An autumnal photographic expedition to Hardcastle Crags—or a nice stroll alongside Hebden Water, if you prefer. I was eight days later than the equivalent expedition last year, and the difference showed. There were noticeably fewer leaves on the trees. But gauging the best date for peak autumn is always problematical, varying as it does from year to year.

Upon my arrival, I was immediately treated to a nice view of a great spotted woodpecker clambering around one of the riverside tree-trunks in search of food. But my priority today was photographs, not birds. So the high-pitched cheeping of assorted tits, and the alarm calls of nuthatches, went largely ignored.

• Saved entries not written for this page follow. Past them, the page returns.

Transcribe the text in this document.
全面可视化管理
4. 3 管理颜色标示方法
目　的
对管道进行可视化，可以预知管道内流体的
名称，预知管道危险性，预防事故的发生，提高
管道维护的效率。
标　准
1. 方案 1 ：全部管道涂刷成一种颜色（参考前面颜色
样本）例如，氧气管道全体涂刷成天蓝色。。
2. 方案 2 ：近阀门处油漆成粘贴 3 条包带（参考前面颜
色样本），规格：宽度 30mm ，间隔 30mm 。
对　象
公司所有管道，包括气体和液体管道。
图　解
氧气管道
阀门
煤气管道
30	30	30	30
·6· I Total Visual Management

Unlike last year, I decided to stick to the valley-bottom this year, despite its being mainly in the shade. I was after riverside reflections. For once, I got my tripod technique right. Tripods are an awful faff, but I discovered it was far more efficient, once I’d spotted a potential photograph, to set up the tripod and camera immediately and then decide whether it was worth taking a photo. Keeping the tripod legs extended when folded for carrying also saved a lot of faffing.

I was pleasantly pleased with the photos I took. As usual with autumnal shots, the unprocessed photos didn’t look nearly as impressive as the views I remembered taking, so some careful post-processing was required. This year, I twigged that the automatic white-balance of the camera had rendered the shots too cold-looking, so correcting that made a huge difference.

Hardcastle Crags, Autumn
Hebden Water, Hardcastle Crags, autumn

Although I was officially not in birding mode, I couldn’t resist checking if there were any dippers in the second millpond above Gibson Mill. It seems to be a favourite haunt of theirs. Sure enough, I immediately spotted a dipper chasing off a rival downstream. Dippers are very territorial birds. The resident dipper returned to the millpond a short while later, and I grabbed some nice shots on my way back from photographing further upstream. Dippers are definitely a top-ten bird.


Note to self: Go on more photo expeditions next year—and take a tripod.